Classical gems vividly played and beautifully recorded.
“MASTERPIECES IN MINIATURE” = LITOLFF: Scherzo from Con. symphonique No. 4; MAHLER: Blumine; FAURE: Pavane; DEBUSSY: La Plus que lente; SCHUBERT: Entr’acte No. 3 from Rosamunde; IVES/BRANT: The Alcotts from A Concord Symphony; RACHMANINOFF: Vocalise, Op. 34, No. 14; DVORAK: Legend for Orchestra, Op. 59, No. 6; SIBELIUS: Valse triste; DELIUS: On Hearing the First Cuckoo in Spring; GRIEG: The Last Spring, Opus 34, No. 2; DELIBES: Cortege de Bacchus from Sylvia—Yuja Wang, piano/SF Sym./Michael Tilson Thomas – multichannel SACD, SFMedia 821936-0060-2, 78:08, *****:
What’s the role of the symphony orchestra in the 21st century? “It’s a preserve for endangered emotions, such as wistfulness,” answered Michael Tilson Thomas, the Music Director of the San Francisco Symphony, in an interview at the 2015 Music Critics Conference of North America. Masterpieces in Miniature is a disc loaded with emotions that music is uniquely qualified to express: the exhilarating speed of a virtuosic performance; sensuous refinement; nostalgic memories; lush romanticism; a remorseful farewell to life, to name a few.

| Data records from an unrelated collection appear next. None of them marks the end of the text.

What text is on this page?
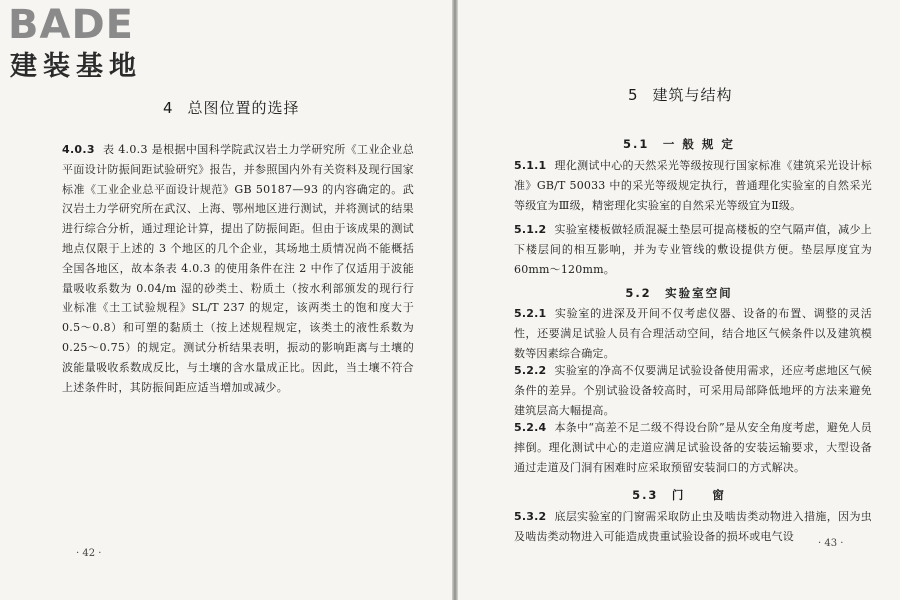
BADE
建装基地
4 总图位置的选择

4.0.3 表 4.0.3 是根据中国科学院武汉岩土力学研究所《工业企业总平面设计防振间距试验研究》报告，并参照国内外有关资料及现行国家标准《工业企业总平面设计规范》GB 50187—93 的内容确定的。武汉岩土力学研究所在武汉、上海、鄂州地区进行测试，并将测试的结果进行综合分析，通过理论计算，提出了防振间距。但由于该成果的测试地点仅限于上述的 3 个地区的几个企业，其场地土质情况尚不能概括全国各地区，故本条表 4.0.3 的使用条件在注 2 中作了仅适用于波能量吸收系数为 0.04/m 湿的砂类土、粉质土（按水利部颁发的现行行业标准《土工试验规程》SL/T 237 的规定，该两类土的饱和度大于 0.5～0.8）和可塑的黏质土（按上述规程规定，该类土的液性系数为 0.25～0.75）的规定。测试分析结果表明，振动的影响距离与土壤的波能量吸收系数成反比，与土壤的含水量成正比。因此，当土壤不符合上述条件时，其防振间距应适当增加或减少。

· 42 ·
5 建筑与结构
5.1　一 般 规 定

5.1.1 理化测试中心的天然采光等级按现行国家标准《建筑采光设计标准》GB/T 50033 中的采光等级规定执行，普通理化实验室的自然采光等级宜为Ⅲ级，精密理化实验室的自然采光等级宜为Ⅱ级。

5.1.2 实验室楼板做轻质混凝土垫层可提高楼板的空气隔声值，减少上下楼层间的相互影响，并为专业管线的敷设提供方便。垫层厚度宜为 60mm～120mm。

5.2　实验室空间

5.2.1 实验室的进深及开间不仅考虑仪器、设备的布置、调整的灵活性，还要满足试验人员有合理活动空间，结合地区气候条件以及建筑模数等因素综合确定。

5.2.2 实验室的净高不仅要满足试验设备使用需求，还应考虑地区气候条件的差异。个别试验设备较高时，可采用局部降低地坪的方法来避免建筑层高大幅提高。

5.2.4 本条中“高差不足二级不得设台阶”是从安全角度考虑，避免人员摔倒。理化测试中心的走道应满足试验设备的安装运输要求，大型设备通过走道及门洞有困难时应采取预留安装洞口的方式解决。

5.3　门　　窗

5.3.2 底层实验室的门窗需采取防止虫及啮齿类动物进入措施，因为虫及啮齿类动物进入可能造成贵重试验设备的损坏或电气设

· 43 ·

This album celebrates MTT’s 70th birthday and the twentieth anniversary of his tenure as conductor of the San Francisco Symphony. Its inspiration derives from his earliest memories of music in his home in the rural San Fernando Valley. “A big red book lived on the piano. It was a collection of short pieces called something like Music the Whole World Loves to Play,” he mused. Members of his family would play these works on the house piano as he grew up. He remembers hearing them played as encores by the world’s great musicians. “It was electrifying to hear and see Heifetz playing Sinding’s Suite so rapidly that his bow became a blur,” he remembers.

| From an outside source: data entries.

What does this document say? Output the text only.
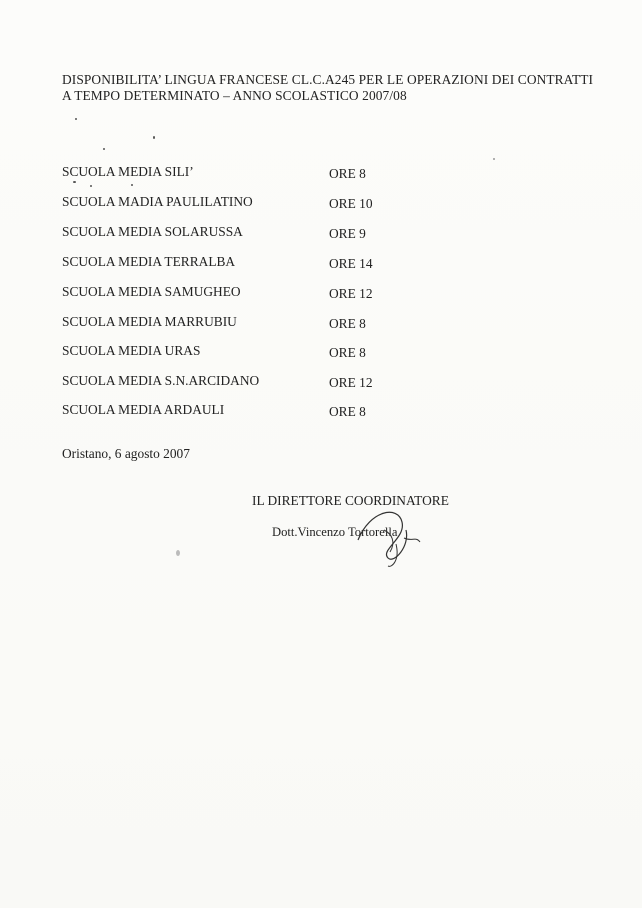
DISPONIBILITA’ LINGUA FRANCESE CL.C.A245 PER LE OPERAZIONI DEI CONTRATTI
A TEMPO DETERMINATO – ANNO SCOLASTICO 2007/08
SCUOLA MEDIA SILI’	ORE 8
SCUOLA MADIA PAULILATINO	ORE 10
SCUOLA MEDIA SOLARUSSA	ORE 9
SCUOLA MEDIA TERRALBA	ORE 14
SCUOLA MEDIA SAMUGHEO	ORE 12
SCUOLA MEDIA MARRUBIU	ORE 8
SCUOLA MEDIA URAS	ORE 8
SCUOLA MEDIA S.N.ARCIDANO	ORE 12
SCUOLA MEDIA ARDAULI	ORE 8
Oristano, 6 agosto 2007
IL DIRETTORE COORDINATORE
Dott.Vincenzo Tortorella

Yuja Wang’s virtuosity is thrilling as this listener visualized her hands fly up and down the keyboard playing Litolff’s witty showpiece the Scherzo from Concerto symphonique No. 4. Mahler’s Blumine movement—removed from his First Symphony by the composer, is a nostalgic paen to his Bohemian youth. Principal trumpet Mark Inouye infuses it with warmth and affection. Faure’s Pavane is a diaphanous late-Romantic version of a court dance of seventeenth century Italy. The cimbalom, a hammered dulcimer, adds a foreign element to Debussy’s emotionally complicated waltz. Schubert knew he had a winner in the quietly beautiful Third Entr’acte of his Rosamunde music—he used it in his String Quartet No. 13, Rosamunde.

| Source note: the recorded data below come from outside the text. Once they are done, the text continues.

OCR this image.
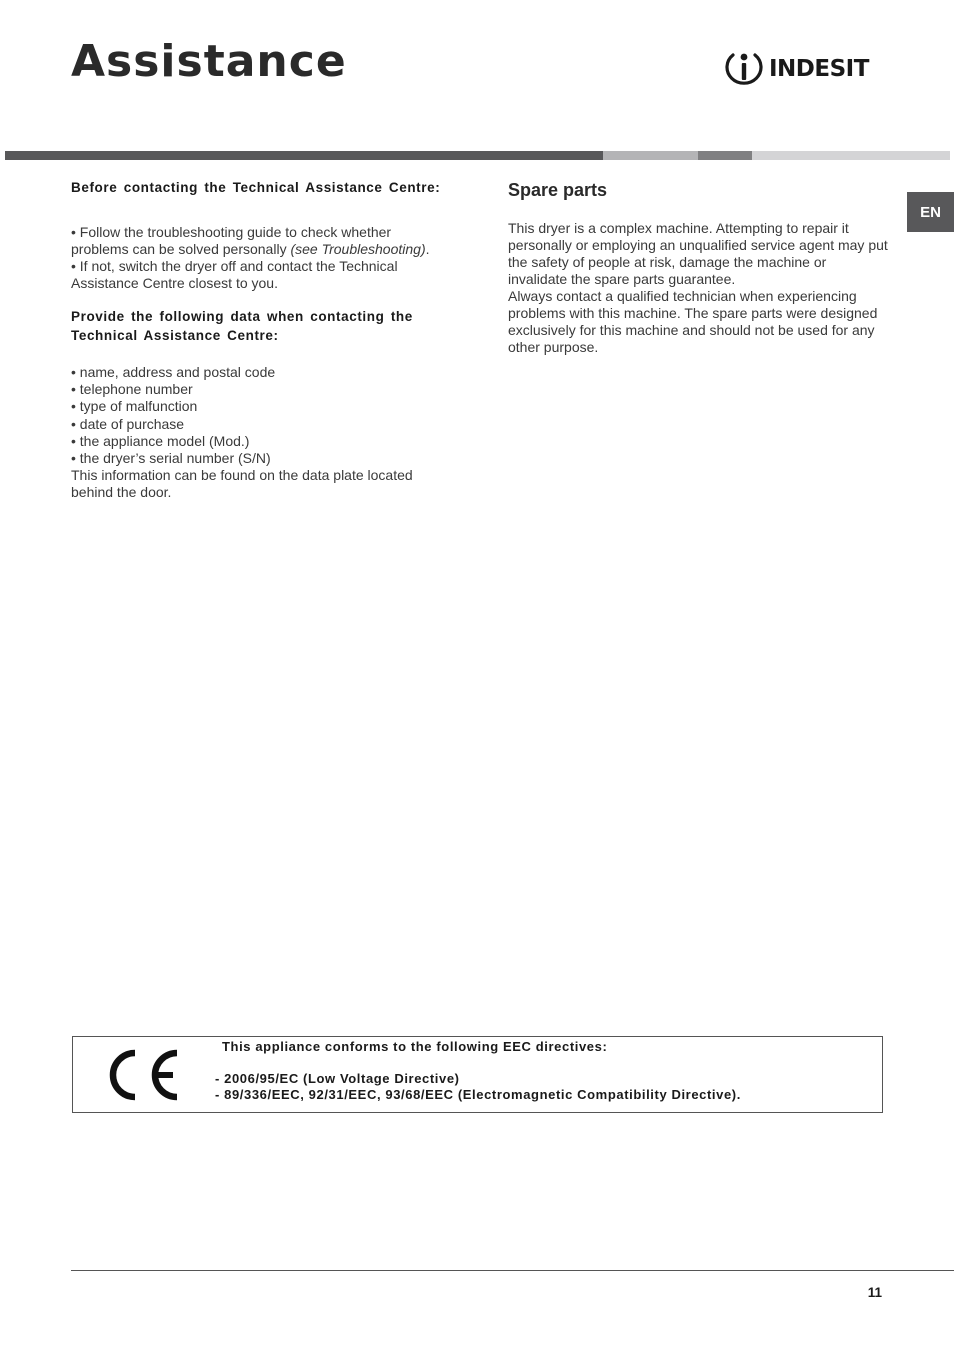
Assistance	INDESIT
EN

Before contacting the Technical Assistance Centre:

• Follow the troubleshooting guide to check whether problems can be solved personally (see Troubleshooting).

• If not, switch the dryer off and contact the Technical Assistance Centre closest to you.

Provide the following data when contacting the Technical Assistance Centre:

• name, address and postal code
• telephone number
• type of malfunction
• date of purchase
• the appliance model (Mod.)
• the dryer’s serial number (S/N)

This information can be found on the data plate located behind the door.

Spare parts

This dryer is a complex machine. Attempting to repair it personally or employing an unqualified service agent may put the safety of people at risk, damage the machine or invalidate the spare parts guarantee.

Always contact a qualified technician when experiencing problems with this machine. The spare parts were designed exclusively for this machine and should not be used for any other purpose.

This appliance conforms to the following EEC directives:
- 2006/95/EC (Low Voltage Directive)
- 89/336/EEC, 92/31/EEC, 93/68/EEC (Electromagnetic Compatibility Directive).
11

The Ives/Brant ‘The Alcotts’ from A Concord Symphony is an orchestration of Ives’ monumental Concord Sonata that Brant wrote and revised from 1916 to 1947. It’s a nostalgic remembrance of Bronson and Abigail Alcott’s salon where Ives heard American hymns, like the one he uses here: “Ye Christian Heralds.” Ives wittily emphasizes the same notes that begin Beethoven’s Fifth Symphony. Rachmaninoff’s tender Vocalise is a familiar concert standard and Dvorak’s Legend No. 6 is a reference to the composer’s Bohemian folk heritage.
Although it was an early waltz (1903) written for a play called Death, Valse triste expresses a variety of moods: a contemplative sadness, a quiet beauty, joy, fear and, finally acceptance. MTT’s languid tempo lets this gem breathe, revealing its full emotional range. Grieg’s The Last Spring longs for spring while surrendering to the coming winter. On Hearing the First Cuckoo in Spring is Delius’ folk-infused welcome to the arrival of a new season. The album ends with an upbeat fanfare Cortege de Bacchus from his ballet Sylvia that’s drenched in celebration by the god of wine and harvest.
Not only are these gems played superbly but producer Jack Vad has recorded them in gorgeous surround sound. These works are all easily enjoyable by anyone who likes music that is alluring, lovely and simply delightful. It would make a wonderful gift as an introduction to classical music.